Искупление - страница 7
– Так это правда?
Он не отвечал, но смотрел так, что и ответа не требовалось. Но она всё равно ждала. Чего ждала? Лжи его? Чуда? Каких-то оправданий и объяснений? Глупая…
Он молчал долго, а потом вдруг усмехнулся. Невесело, даже горько, но её всё равно это удивило.
– Врать – это ж так просто. Я даже никогда об этом не задумывался. Не то чтоб я записной лгун, но… что я тебе говорю, ты и сама всё прекрасно понимаешь. Это уже профессиональное – говорить не то, что есть на самом деле, а то, что надо по ситуации или с прицелом на что-то. Я даже сам себе верю, когда вру. А сейчас не могу. Сам не понимаю, почему, но не могу тебе соврать. Хочу, но не могу. Жанне, тестю, кому угодно – запросто, а тебе…
Снова повисла пауза. Долгая, мучительная для обоих.
– Я действительно не хотел тебя брать из детдома и взял, да, из-за выборов этих чёртовых, но ты пойми – я ведь тебя тогда не знал и даже не видел. Ты была для меня совсем незнакомым, чужим человеком. Неважны ведь причины, почему я тебя забрал. Главное, что теперь всё изменилось.
Алёне казалось, что у неё попросту вырвали сердце. Такая боль, такая невыносимая боль пульсировала в груди.

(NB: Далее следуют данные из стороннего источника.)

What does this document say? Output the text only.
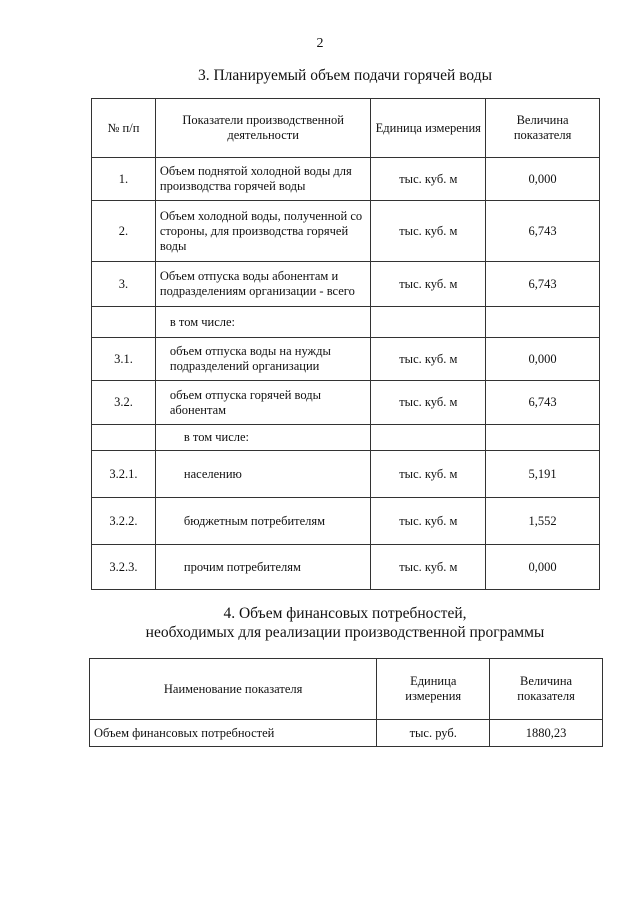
2
3. Планируемый объем подачи горячей воды
№ п/п	Показатели производственной деятельности	Единица измерения	Величина показателя
1.	Объем поднятой холодной воды для производства горячей воды	тыс. куб. м	0,000
2.	Объем холодной воды, полученной со стороны, для производства горячей воды	тыс. куб. м	6,743
3.	Объем отпуска воды абонентам и подразделениям организации - всего	тыс. куб. м	6,743
	в том числе:		
3.1.	объем отпуска воды на нужды подразделений организации	тыс. куб. м	0,000
3.2.	объем отпуска горячей воды абонентам	тыс. куб. м	6,743
	в том числе:		
3.2.1.	населению	тыс. куб. м	5,191
3.2.2.	бюджетным потребителям	тыс. куб. м	1,552
3.2.3.	прочим потребителям	тыс. куб. м	0,000
4. Объем финансовых потребностей,
необходимых для реализации производственной программы
Наименование показателя	Единица измерения	Величина показателя
Объем финансовых потребностей	тыс. руб.	1880,23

– Ты знал, все эти годы знал про меня? – выдавила она с трудом, чувствуя себя самоубийцей, который взвёл курок, приставил к виску пистолет и вопреки всем законам логики надеется на осечку.
Отец опустил глаза и кивнул. Выстрел. Никакой осечки. Нити, связавшие их, как ей казалось, прочно и навсегда, лопались одна за другой. С треском, с болью, бесповоротно.

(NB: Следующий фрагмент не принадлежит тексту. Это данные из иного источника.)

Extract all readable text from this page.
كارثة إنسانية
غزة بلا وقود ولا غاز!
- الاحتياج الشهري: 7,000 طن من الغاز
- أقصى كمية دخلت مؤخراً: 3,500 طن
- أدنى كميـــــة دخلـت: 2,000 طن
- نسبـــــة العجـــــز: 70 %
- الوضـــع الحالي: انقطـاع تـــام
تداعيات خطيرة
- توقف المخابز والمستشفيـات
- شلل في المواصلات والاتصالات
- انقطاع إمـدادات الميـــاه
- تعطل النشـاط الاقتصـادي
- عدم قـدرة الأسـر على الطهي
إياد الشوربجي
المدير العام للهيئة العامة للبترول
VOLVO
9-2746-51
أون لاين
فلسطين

Словно неживая, она поднялась из-за стола, направилась на негнущихся ногах к лестнице.
– Алёна, – окликнул её отец.
– Спокойной ночи, – ответила она механически.
***
– Никуда я тебя не отпущу! – кипятился отец на следующее утро. – Что за глупости ты удумала. Ты – моя дочь! Ты не можешь…
– Могу. Мне восемнадцать, – напомнила Алёна сухо.
Минувшая ночь была бессонной, мучительной. Была ночью раздумий, болезненных переживаний, слёз.
Как тяжело отрекаться от того, кто ещё вчера казался самым родным. Как тяжело отсекать от себя того, к кому привязался всей душой. Но иначе невозможно. Рядом с отцом она теперь задыхалась. Не могла смотреть на него, не могла слышать его голос.
Утром она собрала свои вещи. Хотелось уйти красиво – оставить здесь всё, что он ей купил. Но тогда пришлось бы уходить нагишом. Поэтому взяла всё самое нужное. Ноутбук, деньги на карте, телефон, увы, тоже нужны.
«Потом верну», – договорилась она со своей гордостью.
– Куда вот ты сейчас? – вопрошал отец.
На этот вопрос она и сама не знала ответа. Она уходила не куда-то, а отсюда. Со временем, считала, придумает. Снимет там что-нибудь, в конце концов. Главное – уйти.
– Я прошу тебя – не горячись. Этак дров можно наломать. Ты просто пережди время. В тебе сейчас говорит обида, и я это прекрасно понимаю. Я бы и сам на твоём месте… Но ты ведь всегда была такой доброй, солнечной девочкой. Что с тобой стало?
– Я глупой была, – не поднимая глаз, ответила Алёна. – Я всем верила, я тебе верила.
– Но ведь не всё… – начал, было, он.
– Папа, – строго сказала она, прерывая его. Какой фальшью теперь веяло, казалось ей, от этого тёплого и родного слова. – Я не могу сейчас тут оставаться. Я сниму квартиру. Буду жить отдельно. Мне просто надо побыть сейчас одной. Мне надо самой со всем этим разобраться. Я не останусь, прости.
Отец ещё долго спорил, горячился. Убеждал, что незачем ей уходить, что разобраться «со всем этим» можно, и не скитаясь по улицам и съёмным квартирам.